Complete Step by Step Solution:
Given equations are \[3x + 4y = 12\] and \[\left( {m + n} \right)x + 2\left( {m - n} \right)y = 5m - 1\].
Now we will use the basic condition of the system of linear equations which has infinitely many solutions.
So for the equations \[{a_1}x + {b_1}y = {c_1}\] and \[{a_2}x + {b_2}y = {c_2}\], condition for the solution to be infinite many solutions, we get \[\dfrac{{{a_1}}}{{{a_2}}} = \dfrac{{{b_1}}}{{{b_2}}} = \dfrac{{{c_1}}}{{{c_2}}}\].
Now by applying this condition to the given equation, we get
\[\dfrac{3}{{m + n}} = \dfrac{4}{{2\left( {m - n} \right)}} = \dfrac{{12}}{{5m - 1}}\]
Now by using this we will for the two equation and then we will solve it to get the value of \[m\] and \[n\]. Therefore, we get
\[\dfrac{3}{{m + n}} = \dfrac{4}{{2\left( {m - n} \right)}}\]
On cross multiplying the terms, we get
\[ \Rightarrow 3 \times 2\left( {m - n} \right) = 4\left( {m + n} \right)\]
Multiplying the terms, we get
\[ \Rightarrow 6m - 6n = 4m + 4n\]
Adding and subtracting the terms, we get
\[ \Rightarrow 2m - 10n = 0\]………………………… \[\left( 1 \right)\]
Now we will take the condition of
\[\dfrac{3}{{m + n}} = \dfrac{{12}}{{5m - 1}}\]
On cross multiplying the terms, we get
\[ \Rightarrow 3\left( {5m - 1} \right) = 12\left( {m + n} \right)\]
Multiplying the terms, we get
\[ \Rightarrow 15m - 3 = 12m + 12n\]
Adding and subtracting the terms, we get
\[ \Rightarrow 3m - 12n = 3\]…………………………\[\left( 2 \right)\]
Multiplying equation \[\left( 1 \right)\] by 3, we get
\[\left( {2m - 10n} \right) \times 3 = 0 \times 3\]
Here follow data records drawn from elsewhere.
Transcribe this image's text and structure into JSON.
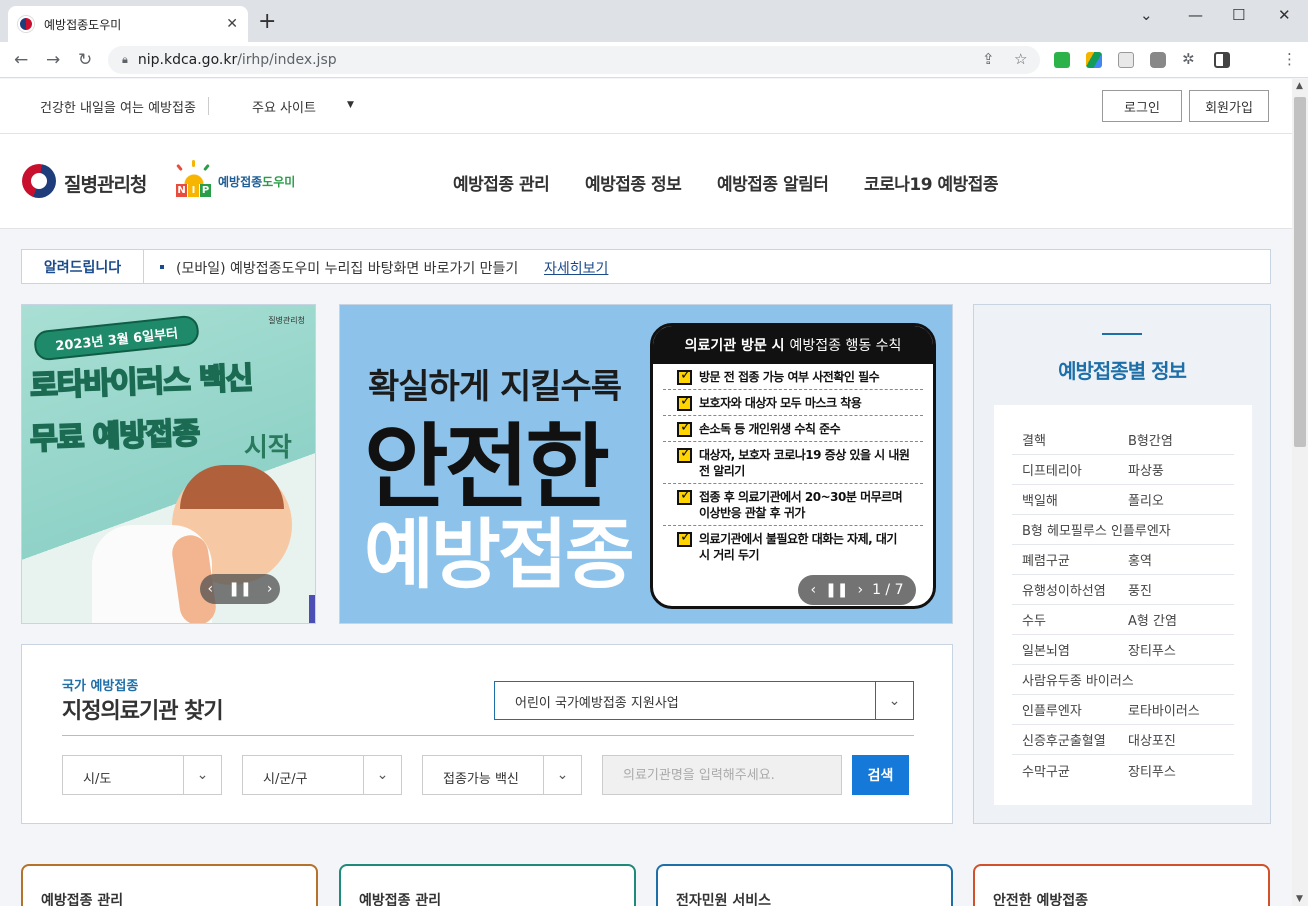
{
  "browser": {
    "tab_title": "예방접종도우미",
    "tab_close": "✕",
    "new_tab": "+",
    "url_host": "nip.kdca.go.kr",
    "url_path": "/irhp/index.jsp",
    "window_controls": [
      "⌄",
      "—",
      "☐",
      "✕"
    ]
  },
  "utility": {
    "slogan": "건강한 내일을 여는 예방접종",
    "sites_label": "주요 사이트",
    "login": "로그인",
    "signup": "회원가입"
  },
  "header": {
    "agency_name": "질병관리청",
    "nip_brand_blue": "예방접종",
    "nip_brand_green": "도우미",
    "nip_letters": [
      "N",
      "I",
      "P"
    ],
    "nav": [
      "예방접종 관리",
      "예방접종 정보",
      "예방접종 알림터",
      "코로나19 예방접종"
    ]
  },
  "notice": {
    "label": "알려드립니다",
    "text": "(모바일) 예방접종도우미 누리집 바탕화면 바로가기 만들기",
    "link": "자세히보기"
  },
  "banner_left": {
    "date": "2023년 3월 6일부터",
    "agency": "질병관리청",
    "title1": "로타바이러스 백신",
    "title2": "무료 예방접종",
    "title3": "시작"
  },
  "banner_center": {
    "line1": "확실하게 지킬수록",
    "line2": "안전한",
    "line3": "예방접종",
    "card_title_bold": "의료기관 방문 시",
    "card_title_rest": "예방접종 행동 수칙",
    "items": [
      "방문 전 접종 가능 여부 사전확인 필수",
      "보호자와 대상자 모두 마스크 착용",
      "손소독 등 개인위생 수칙 준수",
      "대상자, 보호자 코로나19 증상 있을 시 내원 전 알리기",
      "접종 후 의료기관에서 20~30분 머무르며 이상반응 관찰 후 귀가",
      "의료기관에서 불필요한 대화는 자제, 대기 시 거리 두기"
    ],
    "counter": "1 / 7"
  },
  "right_panel": {
    "title": "예방접종별 정보",
    "rows": [
      [
        "결핵",
        "B형간염"
      ],
      [
        "디프테리아",
        "파상풍"
      ],
      [
        "백일해",
        "폴리오"
      ],
      [
        "B형 헤모필루스 인플루엔자",
        ""
      ],
      [
        "폐렴구균",
        "홍역"
      ],
      [
        "유행성이하선염",
        "풍진"
      ],
      [
        "수두",
        "A형 간염"
      ],
      [
        "일본뇌염",
        "장티푸스"
      ],
      [
        "사람유두종 바이러스",
        ""
      ],
      [
        "인플루엔자",
        "로타바이러스"
      ],
      [
        "신증후군출혈열",
        "대상포진"
      ],
      [
        "수막구균",
        "장티푸스"
      ]
    ]
  },
  "search": {
    "subtitle": "국가 예방접종",
    "title": "지정의료기관 찾기",
    "program": "어린이 국가예방접종 지원사업",
    "sido": "시/도",
    "sigungu": "시/군/구",
    "vaccine": "접종가능 백신",
    "placeholder": "의료기관명을 입력해주세요.",
    "button": "검색"
  },
  "bottom_cards": [
    "예방접종 관리",
    "예방접종 관리",
    "전자민원 서비스",
    "안전한 예방접종"
  ],
  "colors": {
    "accent": "#1e6fa8",
    "button_blue": "#1479d8",
    "banner_center_bg": "#8dc3eb",
    "banner_left_bg": "#9ed8cf",
    "card_borders": [
      "#b5722a",
      "#1e8a7a",
      "#1e6fa8",
      "#d2502a"
    ]
  }
}
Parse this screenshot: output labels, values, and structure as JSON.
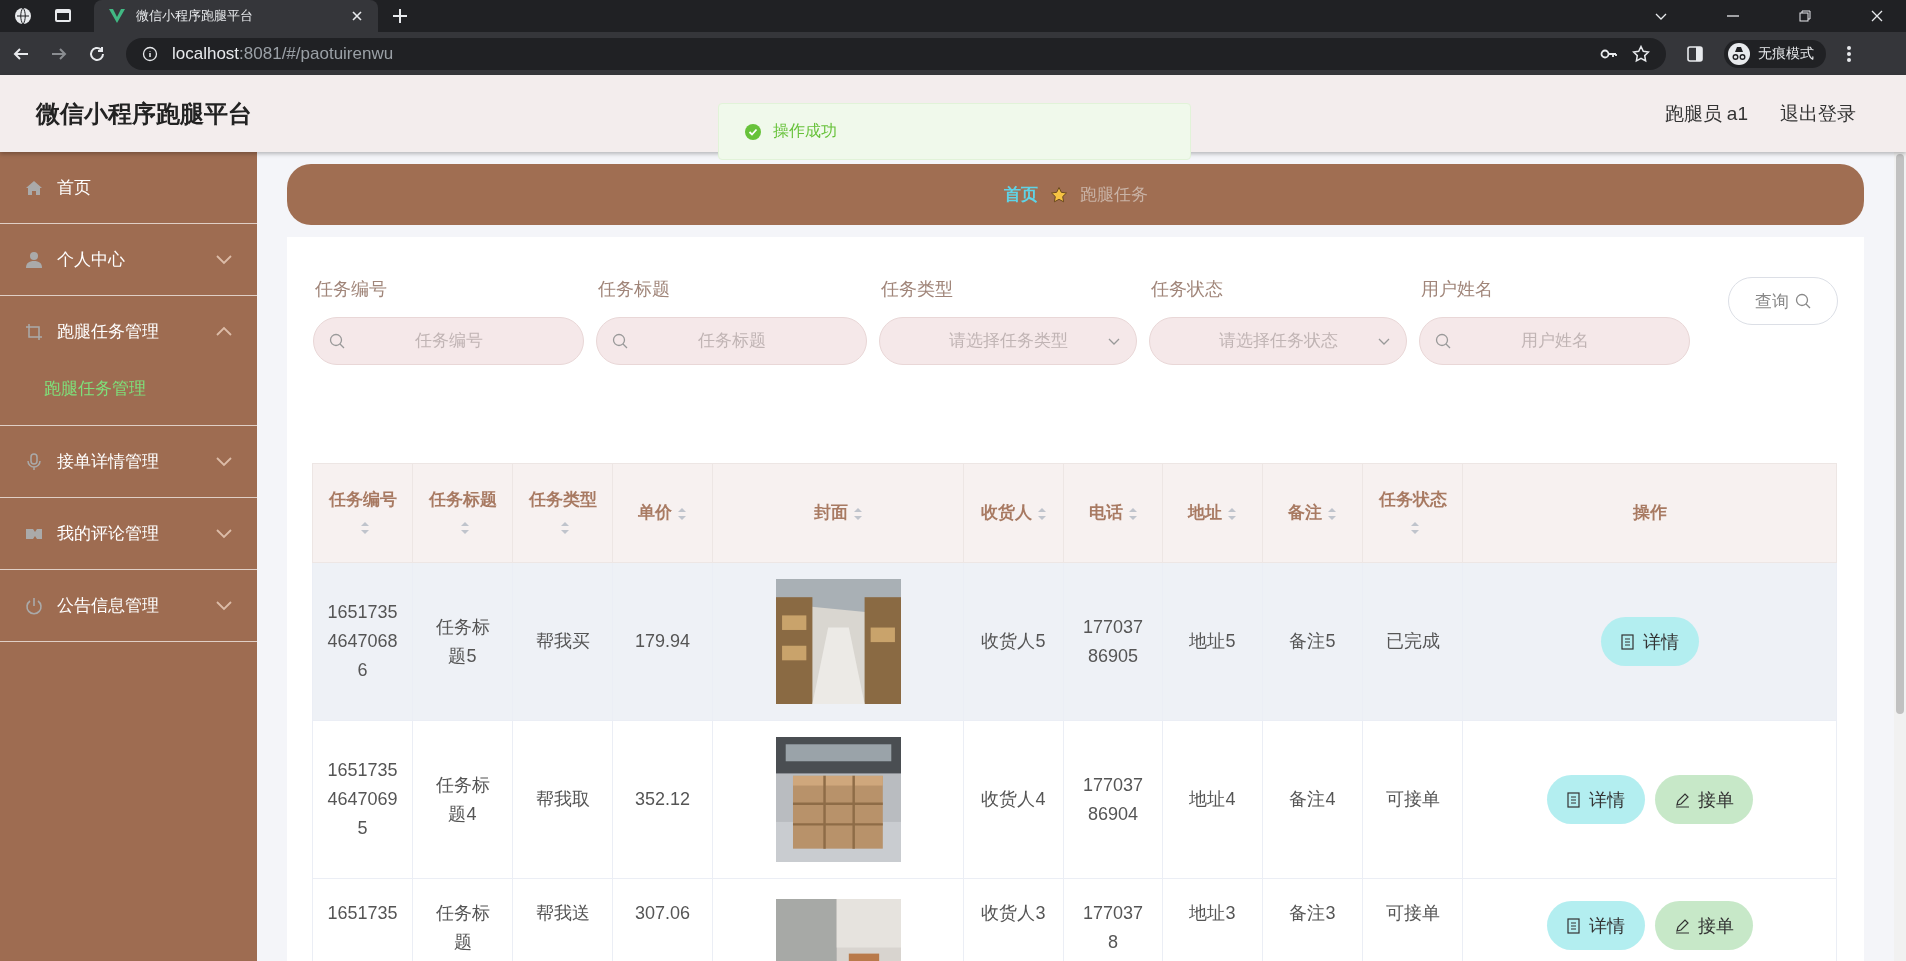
{
  "browser": {
    "tab_title": "微信小程序跑腿平台",
    "url_host": "localhost",
    "url_rest": ":8081/#/paotuirenwu",
    "incognito_label": "无痕模式"
  },
  "header": {
    "title": "微信小程序跑腿平台",
    "user": "跑腿员 a1",
    "logout": "退出登录"
  },
  "toast": {
    "message": "操作成功"
  },
  "sidebar": {
    "items": [
      {
        "label": "首页",
        "kind": "link",
        "expanded": false
      },
      {
        "label": "个人中心",
        "kind": "submenu",
        "expanded": false
      },
      {
        "label": "跑腿任务管理",
        "kind": "submenu",
        "expanded": true,
        "children": [
          {
            "label": "跑腿任务管理",
            "selected": true
          }
        ]
      },
      {
        "label": "接单详情管理",
        "kind": "submenu",
        "expanded": false
      },
      {
        "label": "我的评论管理",
        "kind": "submenu",
        "expanded": false
      },
      {
        "label": "公告信息管理",
        "kind": "submenu",
        "expanded": false
      }
    ]
  },
  "breadcrumb": [
    "首页",
    "跑腿任务"
  ],
  "filters": [
    {
      "label": "任务编号",
      "kind": "text",
      "placeholder": "任务编号"
    },
    {
      "label": "任务标题",
      "kind": "text",
      "placeholder": "任务标题"
    },
    {
      "label": "任务类型",
      "kind": "select",
      "placeholder": "请选择任务类型"
    },
    {
      "label": "任务状态",
      "kind": "select",
      "placeholder": "请选择任务状态"
    },
    {
      "label": "用户姓名",
      "kind": "text",
      "placeholder": "用户姓名"
    }
  ],
  "query_button": "查询",
  "table": {
    "columns": [
      {
        "label": "任务编号",
        "sortable": true
      },
      {
        "label": "任务标题",
        "sortable": true
      },
      {
        "label": "任务类型",
        "sortable": true
      },
      {
        "label": "单价",
        "sortable": true
      },
      {
        "label": "封面",
        "sortable": true
      },
      {
        "label": "收货人",
        "sortable": true
      },
      {
        "label": "电话",
        "sortable": true
      },
      {
        "label": "地址",
        "sortable": true
      },
      {
        "label": "备注",
        "sortable": true
      },
      {
        "label": "任务状态",
        "sortable": true
      },
      {
        "label": "操作",
        "sortable": false
      }
    ],
    "rows": [
      {
        "hovered": true,
        "cells": [
          "165173546470686",
          "任务标题5",
          "帮我买",
          "179.94",
          {
            "kind": "picture"
          },
          "收货人5",
          "17703786905",
          "地址5",
          "备注5",
          "已完成"
        ],
        "actions": [
          {
            "kind": "detail",
            "label": "详情"
          }
        ]
      },
      {
        "hovered": false,
        "cells": [
          "165173546470695",
          "任务标题4",
          "帮我取",
          "352.12",
          {
            "kind": "picture"
          },
          "收货人4",
          "17703786904",
          "地址4",
          "备注4",
          "可接单"
        ],
        "actions": [
          {
            "kind": "detail",
            "label": "详情"
          },
          {
            "kind": "accept",
            "label": "接单"
          }
        ]
      },
      {
        "hovered": false,
        "cells": [
          "1651735",
          "任务标题",
          "帮我送",
          "307.06",
          {
            "kind": "picture"
          },
          "收货人3",
          "1770378",
          "地址3",
          "备注3",
          "可接单"
        ],
        "actions": [
          {
            "kind": "detail",
            "label": "详情"
          },
          {
            "kind": "accept",
            "label": "接单"
          }
        ]
      }
    ]
  }
}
\[ \Rightarrow 6m - 30n = 0\]………………….\[\left( 3 \right)\]
Multiplying equation \[\left( 2 \right)\] by 2, we get
\[\left( {3m - 12n} \right) \times 2 = 3 \times 2\]
\[ \Rightarrow 6m - 24n = 6\]………………...\[\left( 4 \right)\]
Now by subtracting the equation \[\left( 4 \right)\] from the equation \[\left( 3 \right)\] to get the value of the \[m\] and \[n\]. Therefore, we get
\[\begin{array}{l}6m - 30n - \left( {6m - 24n} \right) = 0 - 6\\ \Rightarrow 6m - 30n - 6m + 24n = - 6\end{array}\]
Subtracting the like terms, we get
\[ \Rightarrow 0 - 6n = - 6\]
\[ \Rightarrow - 6n = - 6\]
Dividing both side by \[ - 6\], we get
\[ \Rightarrow n = \dfrac{{ - 6}}{{ - 6}} = 1\]
Now putting the value of \[n\] in equation \[\left( 1 \right)\] to get the value of \[m\]. Therefore, we get
\[ \Rightarrow 2m - 10\left( 1 \right) = 0\]
\[ \Rightarrow 2m = 10\]
\[ \Rightarrow m = \dfrac{{10}}{2} = 5\]

Hence the value of \[m\] and \[n\] is \[m = 5\] and \[n = 1\].

Note:
We should know the condition of the infinitely many solutions of the non-homogeneous system of equations. Condition for the infinitely many solutions of the homogeneous system of equations is that the determinant of the coefficient matrix of the equation is equal to zero. But if the determinant of the coefficient matrix is not equal to 0 then the system of equations will have a unique solution.
A variable of an equation can have both the values i.e. real value and the imaginary values like in our example we get one real value.